$PNV reported their FY23 results, and before heading into the David and Swami show, I am reporting my quick take.
Top line: strong revenue growth slightly ahead of market expectations at +59% (alebit behind my model), but with a significant expansion in costs, with total expenses up +66% largely driven by expanding the sales force into new markets. This drove an increased net loss of A$4.93m (FY22 A$1.19m), which they go on to say is essentially flat after adjustments (departed executives ... the gift that keeps on giving).
Their Highlights
- Total revenue including BARDA of A$66.5m up 58.8% on prior year of A$41.9m
- Strong growth in U.S. achieving sales of A$46.1m up 44.6% on prior year of A$31.9m
- ROW sales of A$13.5m up by 133.9% on prior year A$5.8m
- The Group recorded a net loss after tax of A$4.93m (2022: $1.19m loss).
- The loss in the prior year FY22 included the reversal of A$4.7m in share-based payments from the forfeiture by the previous CEO and COO on their resignations. The underlying net loss after tax excluding non-cash items is A$2.32m (2022: $2.00m loss). At year end the business had A$46.8m cash on hand.
- Excellent sales growth can be explained by the genius technology that is NovoSorb BTM and NovoSorb MTX, and by an increased sales force and geographical expansion.
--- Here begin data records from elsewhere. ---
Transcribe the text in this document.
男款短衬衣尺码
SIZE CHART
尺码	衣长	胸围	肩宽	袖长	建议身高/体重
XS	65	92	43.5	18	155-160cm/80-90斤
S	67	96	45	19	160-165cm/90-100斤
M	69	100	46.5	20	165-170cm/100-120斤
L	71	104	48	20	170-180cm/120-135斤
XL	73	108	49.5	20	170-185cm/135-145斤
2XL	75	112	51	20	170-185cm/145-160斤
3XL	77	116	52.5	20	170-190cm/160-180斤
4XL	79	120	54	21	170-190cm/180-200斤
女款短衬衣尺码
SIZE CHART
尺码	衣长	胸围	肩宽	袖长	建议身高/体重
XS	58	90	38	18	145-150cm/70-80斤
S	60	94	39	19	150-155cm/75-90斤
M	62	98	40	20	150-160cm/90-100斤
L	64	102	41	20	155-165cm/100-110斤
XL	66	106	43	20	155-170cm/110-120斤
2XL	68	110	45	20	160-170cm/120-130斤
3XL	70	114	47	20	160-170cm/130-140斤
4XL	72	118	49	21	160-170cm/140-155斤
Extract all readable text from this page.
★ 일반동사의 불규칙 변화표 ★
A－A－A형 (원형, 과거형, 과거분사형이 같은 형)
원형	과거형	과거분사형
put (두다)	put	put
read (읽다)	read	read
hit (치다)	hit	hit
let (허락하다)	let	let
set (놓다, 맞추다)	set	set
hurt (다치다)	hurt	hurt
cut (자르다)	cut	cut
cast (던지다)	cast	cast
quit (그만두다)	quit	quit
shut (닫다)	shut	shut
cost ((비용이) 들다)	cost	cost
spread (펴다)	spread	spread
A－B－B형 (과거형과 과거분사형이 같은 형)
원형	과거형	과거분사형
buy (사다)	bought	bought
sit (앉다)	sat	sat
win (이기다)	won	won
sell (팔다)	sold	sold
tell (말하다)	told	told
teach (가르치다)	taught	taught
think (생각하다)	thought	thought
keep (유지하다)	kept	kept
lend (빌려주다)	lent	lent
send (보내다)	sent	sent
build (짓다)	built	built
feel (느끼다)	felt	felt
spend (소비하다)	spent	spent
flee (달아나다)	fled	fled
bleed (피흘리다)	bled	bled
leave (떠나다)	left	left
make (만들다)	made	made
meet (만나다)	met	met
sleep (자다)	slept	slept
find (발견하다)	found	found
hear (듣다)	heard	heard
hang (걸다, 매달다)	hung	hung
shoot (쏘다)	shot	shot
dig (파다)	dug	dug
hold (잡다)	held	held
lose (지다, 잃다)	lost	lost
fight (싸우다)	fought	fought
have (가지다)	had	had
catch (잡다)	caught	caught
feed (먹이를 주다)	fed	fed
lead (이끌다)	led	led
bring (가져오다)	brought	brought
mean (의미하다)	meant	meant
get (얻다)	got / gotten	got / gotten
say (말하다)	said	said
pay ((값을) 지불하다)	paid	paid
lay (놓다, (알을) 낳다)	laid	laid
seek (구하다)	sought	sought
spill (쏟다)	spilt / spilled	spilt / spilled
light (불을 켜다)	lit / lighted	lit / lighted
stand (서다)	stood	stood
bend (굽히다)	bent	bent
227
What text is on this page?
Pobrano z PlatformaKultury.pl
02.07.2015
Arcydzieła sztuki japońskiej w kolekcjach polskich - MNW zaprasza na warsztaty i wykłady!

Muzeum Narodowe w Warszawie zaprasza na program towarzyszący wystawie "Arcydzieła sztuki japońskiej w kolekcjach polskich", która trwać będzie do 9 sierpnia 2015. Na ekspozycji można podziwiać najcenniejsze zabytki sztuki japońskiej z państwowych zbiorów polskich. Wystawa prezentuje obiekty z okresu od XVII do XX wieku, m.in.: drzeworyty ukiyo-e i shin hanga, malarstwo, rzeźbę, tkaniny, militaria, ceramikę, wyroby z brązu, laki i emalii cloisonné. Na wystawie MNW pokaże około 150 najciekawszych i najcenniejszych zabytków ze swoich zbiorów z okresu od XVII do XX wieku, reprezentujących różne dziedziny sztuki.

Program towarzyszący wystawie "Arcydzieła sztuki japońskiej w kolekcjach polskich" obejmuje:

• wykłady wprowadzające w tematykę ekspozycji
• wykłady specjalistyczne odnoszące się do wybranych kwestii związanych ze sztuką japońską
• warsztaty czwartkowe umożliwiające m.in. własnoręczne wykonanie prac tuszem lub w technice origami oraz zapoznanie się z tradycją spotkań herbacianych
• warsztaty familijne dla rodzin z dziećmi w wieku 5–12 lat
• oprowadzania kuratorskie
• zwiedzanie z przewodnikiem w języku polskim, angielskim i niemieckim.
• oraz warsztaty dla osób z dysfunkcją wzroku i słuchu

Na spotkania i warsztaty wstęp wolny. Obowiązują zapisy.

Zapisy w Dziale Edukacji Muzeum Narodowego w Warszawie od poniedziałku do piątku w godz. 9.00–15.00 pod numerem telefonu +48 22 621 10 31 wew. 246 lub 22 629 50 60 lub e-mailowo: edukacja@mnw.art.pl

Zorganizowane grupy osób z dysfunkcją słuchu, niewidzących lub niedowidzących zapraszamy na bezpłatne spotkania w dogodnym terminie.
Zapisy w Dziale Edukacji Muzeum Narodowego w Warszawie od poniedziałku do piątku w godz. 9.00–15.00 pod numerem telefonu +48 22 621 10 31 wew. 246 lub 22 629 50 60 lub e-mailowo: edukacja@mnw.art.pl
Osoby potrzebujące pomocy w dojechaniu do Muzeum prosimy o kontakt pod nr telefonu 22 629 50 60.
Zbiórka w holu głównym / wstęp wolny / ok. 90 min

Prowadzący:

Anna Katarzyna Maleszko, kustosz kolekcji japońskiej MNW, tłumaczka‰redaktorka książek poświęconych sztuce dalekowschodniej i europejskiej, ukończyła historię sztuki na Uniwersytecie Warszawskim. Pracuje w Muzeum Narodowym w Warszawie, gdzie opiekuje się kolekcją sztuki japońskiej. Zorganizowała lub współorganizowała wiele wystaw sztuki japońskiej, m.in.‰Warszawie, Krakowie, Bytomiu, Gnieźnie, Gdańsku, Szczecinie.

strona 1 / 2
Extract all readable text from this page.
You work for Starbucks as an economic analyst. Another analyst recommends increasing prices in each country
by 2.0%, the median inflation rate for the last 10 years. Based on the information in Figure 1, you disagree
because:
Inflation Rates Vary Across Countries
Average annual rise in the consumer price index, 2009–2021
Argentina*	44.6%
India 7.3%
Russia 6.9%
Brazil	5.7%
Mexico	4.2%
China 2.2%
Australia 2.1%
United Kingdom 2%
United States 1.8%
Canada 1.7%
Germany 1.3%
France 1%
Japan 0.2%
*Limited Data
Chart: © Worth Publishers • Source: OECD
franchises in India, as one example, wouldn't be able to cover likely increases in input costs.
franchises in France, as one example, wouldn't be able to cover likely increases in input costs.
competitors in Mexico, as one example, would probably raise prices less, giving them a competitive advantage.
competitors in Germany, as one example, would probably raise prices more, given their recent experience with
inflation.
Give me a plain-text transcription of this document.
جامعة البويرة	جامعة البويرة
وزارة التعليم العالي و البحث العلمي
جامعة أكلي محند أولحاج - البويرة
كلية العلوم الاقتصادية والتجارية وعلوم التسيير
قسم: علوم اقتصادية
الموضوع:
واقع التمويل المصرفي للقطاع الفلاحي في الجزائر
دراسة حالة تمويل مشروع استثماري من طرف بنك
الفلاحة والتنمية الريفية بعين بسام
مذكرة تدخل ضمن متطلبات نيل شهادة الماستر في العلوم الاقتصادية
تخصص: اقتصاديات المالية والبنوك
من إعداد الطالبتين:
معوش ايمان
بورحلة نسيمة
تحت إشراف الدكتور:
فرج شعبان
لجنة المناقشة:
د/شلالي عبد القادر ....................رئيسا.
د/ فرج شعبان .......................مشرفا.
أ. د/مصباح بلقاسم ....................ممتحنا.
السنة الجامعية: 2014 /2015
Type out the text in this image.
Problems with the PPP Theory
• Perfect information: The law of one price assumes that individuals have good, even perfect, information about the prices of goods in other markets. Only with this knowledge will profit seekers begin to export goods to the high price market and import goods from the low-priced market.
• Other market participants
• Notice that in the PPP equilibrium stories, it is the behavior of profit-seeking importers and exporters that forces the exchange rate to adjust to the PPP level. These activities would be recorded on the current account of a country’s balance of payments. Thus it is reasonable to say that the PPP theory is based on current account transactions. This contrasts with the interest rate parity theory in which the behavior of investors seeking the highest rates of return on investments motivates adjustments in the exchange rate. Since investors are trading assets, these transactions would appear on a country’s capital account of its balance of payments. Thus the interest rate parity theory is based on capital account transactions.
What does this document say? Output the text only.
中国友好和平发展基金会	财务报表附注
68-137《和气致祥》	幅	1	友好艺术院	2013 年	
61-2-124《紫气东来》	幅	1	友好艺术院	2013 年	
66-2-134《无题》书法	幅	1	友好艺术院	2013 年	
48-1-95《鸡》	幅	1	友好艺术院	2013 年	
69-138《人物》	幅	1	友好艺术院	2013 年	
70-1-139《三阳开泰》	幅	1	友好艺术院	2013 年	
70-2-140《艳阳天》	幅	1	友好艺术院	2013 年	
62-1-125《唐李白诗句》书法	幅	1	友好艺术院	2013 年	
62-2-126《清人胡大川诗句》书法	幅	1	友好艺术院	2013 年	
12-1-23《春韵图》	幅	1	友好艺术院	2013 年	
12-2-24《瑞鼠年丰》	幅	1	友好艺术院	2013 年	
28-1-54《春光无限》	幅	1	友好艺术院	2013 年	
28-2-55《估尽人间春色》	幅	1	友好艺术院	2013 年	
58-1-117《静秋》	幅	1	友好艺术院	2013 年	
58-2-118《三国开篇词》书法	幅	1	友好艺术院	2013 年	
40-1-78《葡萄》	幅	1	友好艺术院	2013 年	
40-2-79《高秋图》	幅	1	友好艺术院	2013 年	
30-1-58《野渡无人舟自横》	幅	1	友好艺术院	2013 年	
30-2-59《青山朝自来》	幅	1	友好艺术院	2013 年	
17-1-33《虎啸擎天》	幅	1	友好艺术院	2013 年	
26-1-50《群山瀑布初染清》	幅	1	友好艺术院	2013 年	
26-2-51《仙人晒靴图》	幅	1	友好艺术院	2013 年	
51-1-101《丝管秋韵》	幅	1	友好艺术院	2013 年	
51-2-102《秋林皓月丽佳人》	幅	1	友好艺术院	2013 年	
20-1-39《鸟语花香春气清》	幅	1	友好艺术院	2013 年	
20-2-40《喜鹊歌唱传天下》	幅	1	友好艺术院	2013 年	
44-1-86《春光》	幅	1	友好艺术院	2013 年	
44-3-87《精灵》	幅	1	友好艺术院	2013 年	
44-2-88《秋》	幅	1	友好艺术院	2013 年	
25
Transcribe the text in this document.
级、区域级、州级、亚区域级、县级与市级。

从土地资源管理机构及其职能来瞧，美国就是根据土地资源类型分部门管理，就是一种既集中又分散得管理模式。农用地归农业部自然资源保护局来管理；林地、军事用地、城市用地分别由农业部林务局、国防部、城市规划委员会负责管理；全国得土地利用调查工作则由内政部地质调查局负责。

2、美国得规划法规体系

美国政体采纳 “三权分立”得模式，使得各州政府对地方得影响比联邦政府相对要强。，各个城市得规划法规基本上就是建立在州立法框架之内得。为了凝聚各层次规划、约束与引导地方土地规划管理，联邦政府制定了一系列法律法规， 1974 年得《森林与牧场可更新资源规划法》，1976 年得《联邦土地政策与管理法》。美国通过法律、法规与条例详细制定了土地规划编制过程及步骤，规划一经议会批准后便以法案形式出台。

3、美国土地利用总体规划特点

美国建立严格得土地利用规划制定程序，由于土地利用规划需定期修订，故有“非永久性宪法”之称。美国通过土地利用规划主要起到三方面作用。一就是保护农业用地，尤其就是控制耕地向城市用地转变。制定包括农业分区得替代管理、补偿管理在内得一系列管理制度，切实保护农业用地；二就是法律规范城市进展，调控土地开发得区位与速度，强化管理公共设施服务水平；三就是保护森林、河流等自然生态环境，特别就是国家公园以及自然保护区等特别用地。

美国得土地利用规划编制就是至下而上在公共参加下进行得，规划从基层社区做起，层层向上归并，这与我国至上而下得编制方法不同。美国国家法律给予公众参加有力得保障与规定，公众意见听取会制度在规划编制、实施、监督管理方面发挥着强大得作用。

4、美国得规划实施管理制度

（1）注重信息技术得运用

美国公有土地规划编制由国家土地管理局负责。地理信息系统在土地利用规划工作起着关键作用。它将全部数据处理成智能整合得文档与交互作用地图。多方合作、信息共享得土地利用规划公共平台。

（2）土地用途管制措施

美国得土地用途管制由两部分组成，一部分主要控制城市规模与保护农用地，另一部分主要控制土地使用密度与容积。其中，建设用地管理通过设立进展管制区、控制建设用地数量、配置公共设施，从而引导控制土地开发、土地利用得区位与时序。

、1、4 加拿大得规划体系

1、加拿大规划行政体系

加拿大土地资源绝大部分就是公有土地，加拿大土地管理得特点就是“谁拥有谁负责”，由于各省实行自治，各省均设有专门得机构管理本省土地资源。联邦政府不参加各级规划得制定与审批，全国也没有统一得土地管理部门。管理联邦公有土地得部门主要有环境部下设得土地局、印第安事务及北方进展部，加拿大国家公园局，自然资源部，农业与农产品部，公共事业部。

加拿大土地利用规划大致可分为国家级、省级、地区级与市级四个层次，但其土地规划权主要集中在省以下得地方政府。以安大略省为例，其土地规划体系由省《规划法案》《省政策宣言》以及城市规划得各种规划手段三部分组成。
However unprompted surgeon engagement around the world in trialing the product, and publishing and presenting their results and developing new uses for the product has been amazing.
The Company’s other key initiatives and achievements include:
- First $7 million sales month in May 2023 (May 2022: $3.3 million), Total Revenue $8.3m in May 2023
- $53m capital raising
- 510(k) clearance from the FDA for NovoSorb MTX and saw first sales to plastics and reconstruction
- Entered Hong Kong, India, and Canada markets and saw early sales
- Grew the U.S. team from 54 to 93 and increased U.S. customer accounts from 189 to 299 hospitals
- In our direct markets including the U.S., we increased our customer accounts from 470 to 638
- Increased staff worldwide from 152 to 218
- Enrolled 64 patients into the U.S. BARDA pivotal burns study (53%)
- Enrolled 25 patients into the U.S. DFU Chronic Wound study for health insurance reimbursement (18%)
- Enrolled 35 patients into the chronic wound study with Flinders University South Australia (55%)
- Leased an adjacent property in Port Melbourne to significantly increase manufacturing capacity
- Awarded Victorian Government grant for manufacturing Diabetic Foot Ulcer product (NovoSorb SynPath)
My Analysis
With a strong cash position post the capital raising late last year, $PNV are making good on their investment in sales and marking to accelerate sales.
So, the 43% expansion in headcount (surely, mostly in sales and marketing) is hardly unexpected, and is their fastest expansion for a while. And given that we know it takes up to a year for a new sales and marketing employee to break even, such a scale of investment comes at a necessary cost.
Cash is still being burned. A total of -$8.3m (including leases) which is up from -$2.4m in FY22 (where I am excluding the benfit of the sale of the Melbourne property). With $47m in the bank, the rate of burn is not a concern, although the major spend in the new manufacturing facilities is still to ramp up – so we should expect to see significantly more capital investment in FY24.
Global hospital accounts at 638 are up 35%, and of course new accounts are a leading indicator of the sales growth to follow.
In both the report and the presentation, prominence if being given to the number and breadth of publications demonstrating the expanding clinical applications physicians are finding. And those of us on the DW mailing list have seen the benefits being report. So, another leading indicator of future growth.
The presentation is light on detail in terms of market progress. We can see that US Novosorb sales grew 44.6% (although only 34.0% in USD) and RoW sales reached $13.4m up 133.9%.
On sales, the US constant currency rate is slower that I expected, so it will interesting to hear how this is characterised on the call this afternoon. (There is no evidence of a boost from Integra’s recall of Surgimend.) With US accounts expanding by 58% to 299 from 189, and existing accounts expected to grow sales, the US sales growth number is a bit soft in my view.
RoW is starting to become more material, and this is a key number to watch in the future. Several of these markets including Canada, Hong Kong and India only started during FY23, with several only really getting going in H2. Of course, this is where a lot of the sales and marketing expansion has been, so it is not surprising.
I’ll leave it at that ahead of the call.
My Key Takeaways
Overall, there is something in the result for every thesis. Bears more focused on the short term will point to increased cash burn, rising costs and slowing US Sales. The bulls will point to expanding market footprint with strong RoW becoming material, new accounts, top line growth, and growing positive clinical evidence.
I remain in the bull camp based on this report. But I can see a stronger focus on revenue growth pushing the cash generation profile backwards, and so there is nothing in this report for me to upgrade my valuation. If anything, the upper part of my range is scaling back. But that’s for later in the year.